Say the word plague and those brought up on Western History think Black Death. This outbreak affected Byzantium in its last days, but in the huge expanse of Byzantium history it was only the latest of a series of outbreaks that had taken place with gaps over the previous centuries.

The third key is security.

Throughout its long history, the Empire was constantly pressed not just by rival Empires such as the Persians and then the emerging Western European states, but also by the constant arrivals of new peoples looking for land and plunder.

For its part, the Empire was looking to expand, to recapture territory lost. The dream of re-building the Roman Empire exercised a continuing fascination over the centuries, as indeed it did in the west. Rome did not vanish - it continued to affect the pattern of life to the present time.

These three keys dictated what today we would call population policy.

Depopulated farming areas were resettled to grow food and to provide security. Land grants were made to support locally based military forces drawn from different parts of the Empire and beyond. Invaders were fought, but sometimes also settled within the Empire's boundaries. Whole peoples from client states or outer parts of the Empire under threat might be relocated to another location.

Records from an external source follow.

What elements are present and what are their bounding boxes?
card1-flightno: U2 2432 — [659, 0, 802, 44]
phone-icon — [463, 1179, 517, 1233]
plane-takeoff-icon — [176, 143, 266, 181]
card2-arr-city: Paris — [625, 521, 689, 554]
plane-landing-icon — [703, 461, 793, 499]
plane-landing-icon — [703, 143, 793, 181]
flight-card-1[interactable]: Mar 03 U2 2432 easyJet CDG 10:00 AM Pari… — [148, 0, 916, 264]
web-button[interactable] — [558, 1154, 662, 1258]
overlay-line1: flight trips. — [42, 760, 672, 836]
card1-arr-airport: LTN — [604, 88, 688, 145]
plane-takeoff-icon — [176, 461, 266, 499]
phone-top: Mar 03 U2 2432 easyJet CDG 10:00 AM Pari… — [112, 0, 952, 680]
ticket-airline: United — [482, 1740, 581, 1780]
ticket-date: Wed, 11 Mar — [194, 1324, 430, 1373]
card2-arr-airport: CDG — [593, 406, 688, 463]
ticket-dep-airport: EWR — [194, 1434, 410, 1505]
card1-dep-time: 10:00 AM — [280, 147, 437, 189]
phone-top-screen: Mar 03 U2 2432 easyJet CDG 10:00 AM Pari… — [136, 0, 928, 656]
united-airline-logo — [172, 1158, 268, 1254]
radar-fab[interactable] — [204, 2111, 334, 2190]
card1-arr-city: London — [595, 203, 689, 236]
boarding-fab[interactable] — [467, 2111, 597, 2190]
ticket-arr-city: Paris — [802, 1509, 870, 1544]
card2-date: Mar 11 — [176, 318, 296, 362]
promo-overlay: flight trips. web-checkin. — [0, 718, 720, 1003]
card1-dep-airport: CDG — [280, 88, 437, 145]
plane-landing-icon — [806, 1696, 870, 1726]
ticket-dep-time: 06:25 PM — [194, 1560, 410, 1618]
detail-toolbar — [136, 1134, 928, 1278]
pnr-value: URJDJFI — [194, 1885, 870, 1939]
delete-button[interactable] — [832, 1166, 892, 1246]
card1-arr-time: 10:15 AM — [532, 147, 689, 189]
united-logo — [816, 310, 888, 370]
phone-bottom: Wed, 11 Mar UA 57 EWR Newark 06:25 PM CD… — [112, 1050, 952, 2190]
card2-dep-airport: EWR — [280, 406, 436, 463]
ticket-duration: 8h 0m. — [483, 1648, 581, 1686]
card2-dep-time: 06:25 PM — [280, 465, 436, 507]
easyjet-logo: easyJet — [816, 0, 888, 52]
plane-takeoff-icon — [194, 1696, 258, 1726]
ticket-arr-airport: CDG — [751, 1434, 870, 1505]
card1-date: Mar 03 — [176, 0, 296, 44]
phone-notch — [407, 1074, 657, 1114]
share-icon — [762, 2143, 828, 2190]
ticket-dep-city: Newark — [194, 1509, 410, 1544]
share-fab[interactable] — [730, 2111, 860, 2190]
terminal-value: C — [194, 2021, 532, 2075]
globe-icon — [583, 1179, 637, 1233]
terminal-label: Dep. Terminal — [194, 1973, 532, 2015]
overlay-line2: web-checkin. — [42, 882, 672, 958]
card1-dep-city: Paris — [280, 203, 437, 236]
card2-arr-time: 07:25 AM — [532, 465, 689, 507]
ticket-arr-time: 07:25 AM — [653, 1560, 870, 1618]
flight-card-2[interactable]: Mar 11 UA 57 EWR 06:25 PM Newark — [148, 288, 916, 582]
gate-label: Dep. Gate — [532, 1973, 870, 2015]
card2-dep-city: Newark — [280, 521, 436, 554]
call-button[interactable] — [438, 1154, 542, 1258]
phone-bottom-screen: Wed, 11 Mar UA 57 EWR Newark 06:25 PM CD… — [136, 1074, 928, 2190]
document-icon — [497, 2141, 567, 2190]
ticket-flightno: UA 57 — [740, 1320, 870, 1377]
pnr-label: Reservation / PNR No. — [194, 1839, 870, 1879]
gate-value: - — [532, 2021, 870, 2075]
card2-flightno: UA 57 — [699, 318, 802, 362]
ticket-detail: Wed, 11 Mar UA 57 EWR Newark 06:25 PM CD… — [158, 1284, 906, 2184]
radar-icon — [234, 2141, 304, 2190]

As the Empire's boundaries expanded and contracted, people were lost and gained. As boundaries contracted, the composition of the peoples beyond the frontier changed, in some cases permanently. As boundaries expanded, new peoples were incorporated in the Empire, changing people composition within the Empire.

This process extended over centuries, continuing into the Ottoman period. One outcome was the creation of an ethnic patchwork quilt, a complicated pattern that continues to exercise influence today.